Adicionando à resposta de Simon, o GDPR é mais sobre processos do que sistemas de TI, se você o examinar com mais detalhes. Claro, existem algumas coisas técnicas (principalmente criptografia e pseudonimização), mas, na maior parte, determina o que você pode fazer com os dados. Lembre-se de tudo o que se segue, que eu não sou advogado - apenas alguém com alguma experiência em preparar suas coisas para o GDPR.
TL; DR: os próprios dispositivos não podem ser compatíveis ou não com eles mesmos. As câmeras podem ser complicadas. Em relação à sua pergunta sobre certificação, a resposta parece não ser ainda .
Algumas coisas gerais sobre o RGPD
Antes de tudo, define um mecanismo de aceitação específico para os dados do cliente. Isso significa que, como entidade legal de processamento de dados, você precisará manter um registro do cliente que concede esse consentimento e esse consentimento deve especificar quais dados serão usados e para quais finalidades eles serão utilizados. Consulte as seções 2.4 e 2.5 do Wiki .
Em segundo lugar, concede ao usuário o direito expresso de obter todos os dados que a empresa armazenou sobre ele. Isso significa que todos os dados em todos os sistemas que podem ser vinculados ao usuário específico devem ser fornecidos. Você pode imaginar que em empresas maiores, onde todos os tipos de sistemas mantêm dados que de alguma forma estão conectados a um usuário que é meio aborrecido. Eu acho que a Netflix se diverte com isso, se você olhar para os sistemas deles:
Fonte (Slide 12)
Os artigos a seguir dão o direito de retificar dados incorretos e apagá- los completamente - é claro, apenas se nenhuma outra lei exigir que você mantenha os dados (por exemplo, leis tributárias ou de auditoria de contas).
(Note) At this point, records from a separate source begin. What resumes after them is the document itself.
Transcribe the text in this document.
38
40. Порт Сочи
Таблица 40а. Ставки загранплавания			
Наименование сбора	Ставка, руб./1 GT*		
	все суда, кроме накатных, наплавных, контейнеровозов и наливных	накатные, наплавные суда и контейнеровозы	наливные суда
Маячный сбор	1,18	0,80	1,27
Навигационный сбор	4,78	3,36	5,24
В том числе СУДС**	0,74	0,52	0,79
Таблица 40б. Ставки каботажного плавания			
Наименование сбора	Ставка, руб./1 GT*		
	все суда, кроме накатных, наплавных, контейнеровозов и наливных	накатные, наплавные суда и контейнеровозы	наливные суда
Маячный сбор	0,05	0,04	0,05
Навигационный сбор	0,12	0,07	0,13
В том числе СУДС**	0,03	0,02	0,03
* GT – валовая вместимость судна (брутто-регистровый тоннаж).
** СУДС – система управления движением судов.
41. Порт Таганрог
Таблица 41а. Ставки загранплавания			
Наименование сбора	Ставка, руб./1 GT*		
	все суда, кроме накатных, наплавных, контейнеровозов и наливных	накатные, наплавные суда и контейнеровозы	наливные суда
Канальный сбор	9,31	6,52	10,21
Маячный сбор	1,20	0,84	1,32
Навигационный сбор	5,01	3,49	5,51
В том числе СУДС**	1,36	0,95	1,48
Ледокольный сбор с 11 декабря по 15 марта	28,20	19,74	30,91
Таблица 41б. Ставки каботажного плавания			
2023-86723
É claro que há muitas armadilhas nos outros quarenta e poucos artigos dos primeiros cinquenta que definem suas responsabilidades e direitos do consumidor que eu nem mencionei. Como não poder colocar os dados em nenhum lugar onde os padrões da UE não sejam atendidos - que, se você ler, a coisa parece estar em toda parte, certamente não nos EUA .
Considerações sobre a câmera
Outra coisa interessante que pode afetar um dispositivo é o artigo 32 - "segurança do processamento" - que é um pouco confuso, mas se sua câmera estiver na frente de um edifício médico, pode-se argumentar que você precisa de criptografia de ponta a ponta com a criptografia de todos os dados em repouso na câmera também.
Tendo em conta o estado da arte, os custos de implementação e a natureza, escopo, contexto e finalidades do processamento, bem como o risco de probabilidade e severidade variáveis dos direitos e liberdades das pessoas físicas, o controlador e o processador devem implementar Medidas técnicas e organizacionais adequadas para garantir um nível de segurança adequado ao risco, incluindo, entre outros, conforme apropriado:
(a) pseudonimização e criptografia de dados pessoais;
(b) a capacidade de garantir a confidencialidade, integridade, disponibilidade e resiliência contínuas dos sistemas e serviços de processamento;
(c) a capacidade de restaurar a disponibilidade e o acesso a dados pessoais em tempo hábil no caso de um incidente físico ou técnico;
(d) um processo para testar regularmente, avaliar e avaliar a eficácia das medidas técnicas e organizacionais para garantir a segurança do processamento.
Como após a legislação da UE a imagem de uma pessoa é (felizmente) considerada como dados pessoais, você provavelmente precisará pseudonimizar ou criptografar as fotos ou o vídeo.
Em certificações
Não consegui encontrar nenhum baseado no próprio regulamento. É claro que existem muitas pessoas que vendem a você "certificações" que parecem GDPR, mas nenhuma (que eu pude encontrar) parece atender aos requisitos do regulamento até hoje.